そう言ってどこか喜んだ様子で紫苑は廊下の奥へと消えて行った。


「はぁ、僕以外にこんな絡み方してないだろうな」


精神的疲労をどこか感じながら、ダラダラと歩く。行きたくないという意思を全身で表しながら、それでも進学するためには仕方ないと心ではどうにか割り切っているものの、それでも意思は追いつかないため、最後の抵抗として変な体勢になりながら歩く。


「ここか」


最後の抵抗も虚しく、目的地に着いてしまった。そこまでいけば観念しないわけにもいかず、肩を落としながらも扉をゆっくりと開く。大学の講義室らしく机は階段のように高さを一段ずつずらしながら配置されているが、その中央に一枚だけのプリント。
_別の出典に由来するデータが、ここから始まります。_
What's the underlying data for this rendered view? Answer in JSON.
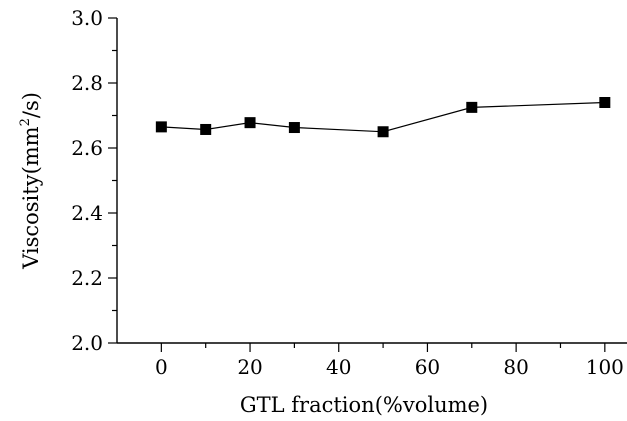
{
  "chart_data": {
    "type": "line",
    "title": "",
    "xlabel": "GTL fraction(%volume)",
    "ylabel_prefix": "Viscosity(mm",
    "ylabel_superscript": "2",
    "ylabel_suffix": "/s)",
    "xlim": [
      -10,
      105
    ],
    "ylim": [
      2.0,
      3.0
    ],
    "x_ticks": [
      0,
      20,
      40,
      60,
      80,
      100
    ],
    "x_tick_labels": [
      "0",
      "20",
      "40",
      "60",
      "80",
      "100"
    ],
    "y_ticks": [
      2.0,
      2.2,
      2.4,
      2.6,
      2.8,
      3.0
    ],
    "y_tick_labels": [
      "2.0",
      "2.2",
      "2.4",
      "2.6",
      "2.8",
      "3.0"
    ],
    "grid": false,
    "series": [
      {
        "marker": "square",
        "color": "#000000",
        "x": [
          0,
          10,
          20,
          30,
          50,
          70,
          100
        ],
        "y": [
          2.665,
          2.657,
          2.678,
          2.663,
          2.65,
          2.725,
          2.74
        ]
      }
    ]
  }
}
どうやら、補講者は一人だけしかおらず、その対象者は僕だ。


「……マジか」


提示された事実を脳内で受け止めながらプリントを静かに見下ろしていると、僕が来た扉からガラリと音を立てて、誰かが来たことを知らせる。


おそらく教授だろうと身構えていたが、そこにいたのは教授でも准教授でもなく、学生だった。


「やぁ」

そこにいたのは、月見里九十九(やまなしつくも)だった。


「なんで」

思った疑問がそのまま口からまろび出てしまった。


「いや、補講を教授から任されたから」

「見りゃわかるけど、それがなんでなんだよ」


「授業をサークル活動だなんだと言ってろくに出席しないから、おそらく顔も覚えていないような教授に習うより、隣の席にいてそれなりに話している私の方が適任じゃないのかって」


成程。

不良生徒の相手はしたくないというわけか。

体よく厄介事を押し付けられたな。


「ほら座って。紫苑さんみたいに教えられないと思うけど、学年10位の私が教授のように教えてあげるよ」


角が立ちそうな話だから言うなと紫苑に言われていたが、噂好きの九十九の前にはそんなチャチな防御壁など突破されるようだ。


諦めて席へと座るが、僕はこの時点でこれがなんの科目の補講なのかそもそも知らない。

それは、次の九十九の一声で知ることとなる。


「量子力学を始めるよ」


バンッ!

すかさず投げたシャーペンの折れた音だけが周囲に虚しく鳴り響いた。